An open system in the sense you describe is not a system coupled to the environment, but the idealized version of this system where the environment has been eliminated using a Markov approximation, so that there is a closed dynamics on the system itself, without reference to the environment (and hence to measurement), and without memory (which is enforced by the Markov approximation). [To see how the environment is eliminated, see, e.g., cond-mat/0011204.]
Closed dynamics means that you can express the time derivative of the state of the system in terms of the current state and its past, and lack of memory means that you in fact have a differential equation for the states rather than an integrodifferental equation. (The above characterizxation would not work in the Heisenberg picture.)

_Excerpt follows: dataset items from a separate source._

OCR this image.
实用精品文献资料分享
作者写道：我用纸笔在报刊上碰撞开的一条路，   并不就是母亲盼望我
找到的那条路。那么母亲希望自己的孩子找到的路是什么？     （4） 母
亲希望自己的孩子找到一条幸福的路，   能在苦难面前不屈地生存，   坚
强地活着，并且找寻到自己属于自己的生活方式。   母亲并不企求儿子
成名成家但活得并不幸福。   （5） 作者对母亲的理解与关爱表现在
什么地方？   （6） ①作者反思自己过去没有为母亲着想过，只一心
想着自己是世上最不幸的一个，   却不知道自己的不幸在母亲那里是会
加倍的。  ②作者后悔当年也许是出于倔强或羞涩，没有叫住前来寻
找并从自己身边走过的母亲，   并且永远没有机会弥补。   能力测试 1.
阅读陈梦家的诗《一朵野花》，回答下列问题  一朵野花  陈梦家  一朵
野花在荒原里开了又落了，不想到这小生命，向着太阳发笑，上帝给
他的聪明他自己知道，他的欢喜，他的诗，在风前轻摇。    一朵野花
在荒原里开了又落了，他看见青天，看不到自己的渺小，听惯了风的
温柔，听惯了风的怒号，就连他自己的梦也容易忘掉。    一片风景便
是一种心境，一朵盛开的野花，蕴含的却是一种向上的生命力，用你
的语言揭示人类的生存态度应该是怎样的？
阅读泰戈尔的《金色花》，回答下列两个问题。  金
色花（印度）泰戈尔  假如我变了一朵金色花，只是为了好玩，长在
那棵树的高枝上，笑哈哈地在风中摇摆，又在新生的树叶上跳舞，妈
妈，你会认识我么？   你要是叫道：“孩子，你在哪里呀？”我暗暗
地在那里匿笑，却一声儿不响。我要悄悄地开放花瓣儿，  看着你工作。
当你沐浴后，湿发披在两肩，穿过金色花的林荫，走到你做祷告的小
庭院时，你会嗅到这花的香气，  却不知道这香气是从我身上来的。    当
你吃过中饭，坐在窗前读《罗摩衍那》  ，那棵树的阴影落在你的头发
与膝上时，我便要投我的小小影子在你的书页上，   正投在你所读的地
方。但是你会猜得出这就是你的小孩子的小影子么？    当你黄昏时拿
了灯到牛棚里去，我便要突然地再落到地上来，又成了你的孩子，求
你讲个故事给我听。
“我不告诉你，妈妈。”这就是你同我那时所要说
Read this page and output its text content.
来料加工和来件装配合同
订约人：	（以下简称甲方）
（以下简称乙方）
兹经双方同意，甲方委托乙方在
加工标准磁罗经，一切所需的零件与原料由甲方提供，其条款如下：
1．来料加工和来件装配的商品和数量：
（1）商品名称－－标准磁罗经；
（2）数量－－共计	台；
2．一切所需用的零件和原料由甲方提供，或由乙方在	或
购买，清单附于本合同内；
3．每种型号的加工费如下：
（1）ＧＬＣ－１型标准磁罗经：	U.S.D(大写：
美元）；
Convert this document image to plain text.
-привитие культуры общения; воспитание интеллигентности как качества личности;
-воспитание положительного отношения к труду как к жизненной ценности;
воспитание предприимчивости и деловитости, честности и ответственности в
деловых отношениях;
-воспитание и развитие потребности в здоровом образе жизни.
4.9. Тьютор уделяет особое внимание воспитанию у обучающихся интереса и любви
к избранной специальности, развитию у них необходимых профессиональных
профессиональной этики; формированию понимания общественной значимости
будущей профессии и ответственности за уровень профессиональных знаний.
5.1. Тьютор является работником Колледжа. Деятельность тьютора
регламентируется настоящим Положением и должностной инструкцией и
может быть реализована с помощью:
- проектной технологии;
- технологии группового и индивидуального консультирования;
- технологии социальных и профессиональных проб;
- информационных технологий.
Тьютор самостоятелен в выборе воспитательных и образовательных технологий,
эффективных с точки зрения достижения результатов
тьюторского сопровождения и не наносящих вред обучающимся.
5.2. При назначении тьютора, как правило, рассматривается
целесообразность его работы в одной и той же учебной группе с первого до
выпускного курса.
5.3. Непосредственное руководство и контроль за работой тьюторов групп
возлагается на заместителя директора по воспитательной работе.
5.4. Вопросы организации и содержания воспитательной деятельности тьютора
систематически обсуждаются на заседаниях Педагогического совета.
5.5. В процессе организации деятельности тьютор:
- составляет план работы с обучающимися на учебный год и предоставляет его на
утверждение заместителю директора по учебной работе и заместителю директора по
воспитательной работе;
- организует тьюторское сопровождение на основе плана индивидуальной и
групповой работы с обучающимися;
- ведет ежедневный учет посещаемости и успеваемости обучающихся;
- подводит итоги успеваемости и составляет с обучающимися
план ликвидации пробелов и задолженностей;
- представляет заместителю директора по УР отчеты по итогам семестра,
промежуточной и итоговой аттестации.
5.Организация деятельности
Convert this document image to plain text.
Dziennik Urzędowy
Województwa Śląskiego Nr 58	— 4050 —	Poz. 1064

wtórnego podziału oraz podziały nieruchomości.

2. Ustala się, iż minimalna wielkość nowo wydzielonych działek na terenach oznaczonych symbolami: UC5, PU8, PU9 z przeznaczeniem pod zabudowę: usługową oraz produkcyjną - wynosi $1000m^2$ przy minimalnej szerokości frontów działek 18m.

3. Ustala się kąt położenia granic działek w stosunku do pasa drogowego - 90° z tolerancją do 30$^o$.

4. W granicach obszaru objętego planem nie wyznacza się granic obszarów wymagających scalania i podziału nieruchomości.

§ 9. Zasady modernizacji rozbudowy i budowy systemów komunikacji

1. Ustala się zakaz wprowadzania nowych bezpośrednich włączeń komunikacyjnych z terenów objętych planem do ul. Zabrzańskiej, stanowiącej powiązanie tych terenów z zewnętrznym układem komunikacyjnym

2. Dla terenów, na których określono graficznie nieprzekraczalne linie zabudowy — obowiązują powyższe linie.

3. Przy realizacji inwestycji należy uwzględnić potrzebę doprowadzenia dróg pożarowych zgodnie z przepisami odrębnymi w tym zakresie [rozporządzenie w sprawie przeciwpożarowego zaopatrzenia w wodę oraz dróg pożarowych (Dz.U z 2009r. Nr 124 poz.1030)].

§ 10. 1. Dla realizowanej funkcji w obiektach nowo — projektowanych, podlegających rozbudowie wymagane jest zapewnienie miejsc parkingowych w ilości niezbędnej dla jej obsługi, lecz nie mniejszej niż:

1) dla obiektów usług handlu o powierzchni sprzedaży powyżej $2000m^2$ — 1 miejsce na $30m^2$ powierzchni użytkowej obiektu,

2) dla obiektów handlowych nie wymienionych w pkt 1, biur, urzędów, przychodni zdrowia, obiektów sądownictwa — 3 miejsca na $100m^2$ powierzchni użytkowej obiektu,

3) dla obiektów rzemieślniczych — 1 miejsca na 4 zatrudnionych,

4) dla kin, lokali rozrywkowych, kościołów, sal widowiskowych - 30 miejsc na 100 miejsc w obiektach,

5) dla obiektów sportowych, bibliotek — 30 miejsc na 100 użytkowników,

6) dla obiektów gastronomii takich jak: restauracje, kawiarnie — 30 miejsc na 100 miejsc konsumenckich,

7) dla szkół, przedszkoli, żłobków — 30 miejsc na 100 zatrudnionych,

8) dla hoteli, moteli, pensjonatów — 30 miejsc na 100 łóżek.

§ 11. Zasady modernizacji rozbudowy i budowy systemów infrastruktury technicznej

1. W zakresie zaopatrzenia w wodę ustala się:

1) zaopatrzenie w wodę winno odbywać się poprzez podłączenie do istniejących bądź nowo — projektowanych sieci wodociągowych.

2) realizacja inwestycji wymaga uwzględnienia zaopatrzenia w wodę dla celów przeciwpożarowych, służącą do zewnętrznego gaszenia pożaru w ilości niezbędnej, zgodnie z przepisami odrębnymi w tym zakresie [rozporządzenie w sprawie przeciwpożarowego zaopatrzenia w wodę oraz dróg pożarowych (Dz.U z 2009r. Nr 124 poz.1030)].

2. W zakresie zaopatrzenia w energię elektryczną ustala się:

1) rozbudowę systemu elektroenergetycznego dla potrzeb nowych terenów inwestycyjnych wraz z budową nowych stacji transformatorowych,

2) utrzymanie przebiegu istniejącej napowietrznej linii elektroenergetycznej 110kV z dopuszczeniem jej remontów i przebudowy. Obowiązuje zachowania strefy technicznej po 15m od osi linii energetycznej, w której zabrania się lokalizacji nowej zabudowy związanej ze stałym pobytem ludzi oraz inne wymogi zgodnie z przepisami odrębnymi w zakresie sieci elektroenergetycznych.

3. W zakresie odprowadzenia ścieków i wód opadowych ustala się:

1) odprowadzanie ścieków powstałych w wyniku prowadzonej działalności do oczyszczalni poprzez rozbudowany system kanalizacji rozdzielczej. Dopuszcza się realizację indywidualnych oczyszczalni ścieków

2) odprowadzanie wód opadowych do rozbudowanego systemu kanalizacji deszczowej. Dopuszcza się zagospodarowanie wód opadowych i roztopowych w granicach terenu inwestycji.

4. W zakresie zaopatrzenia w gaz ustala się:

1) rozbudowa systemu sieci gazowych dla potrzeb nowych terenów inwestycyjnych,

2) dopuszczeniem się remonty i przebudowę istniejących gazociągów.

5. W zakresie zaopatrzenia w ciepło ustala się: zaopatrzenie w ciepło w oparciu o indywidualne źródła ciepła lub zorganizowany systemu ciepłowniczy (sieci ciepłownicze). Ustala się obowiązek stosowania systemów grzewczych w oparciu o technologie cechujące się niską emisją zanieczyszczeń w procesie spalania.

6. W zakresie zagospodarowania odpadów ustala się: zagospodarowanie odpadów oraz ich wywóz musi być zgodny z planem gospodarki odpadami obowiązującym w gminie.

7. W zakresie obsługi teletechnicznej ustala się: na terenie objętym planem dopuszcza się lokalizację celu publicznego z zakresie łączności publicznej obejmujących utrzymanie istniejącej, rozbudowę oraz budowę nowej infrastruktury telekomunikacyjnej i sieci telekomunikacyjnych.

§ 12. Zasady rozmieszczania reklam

If there are time-dependent external fields, the characterization you inquire about doesn't hold. But if there are no time-dependent external fields then the differential equation is autononous, and hence describes a semigroup.
For finitely many degrees of freedom, it is in fact a group, but running the dynamics backwards is highly unstable. For infinitely many degrees of freedom, running the dynamics backwards is ill-posed.
Thus the semigroup property has nothing to do with quantum mechanics (which just contributes complete positivity). Think of the heat equation as an example of a semigroup describing a dissipative (i.e., open) classical system.
But the form of the resulting dynamics is specifically quantum, typically a Lindblad equation; see, e.g., quant-ph/0302047.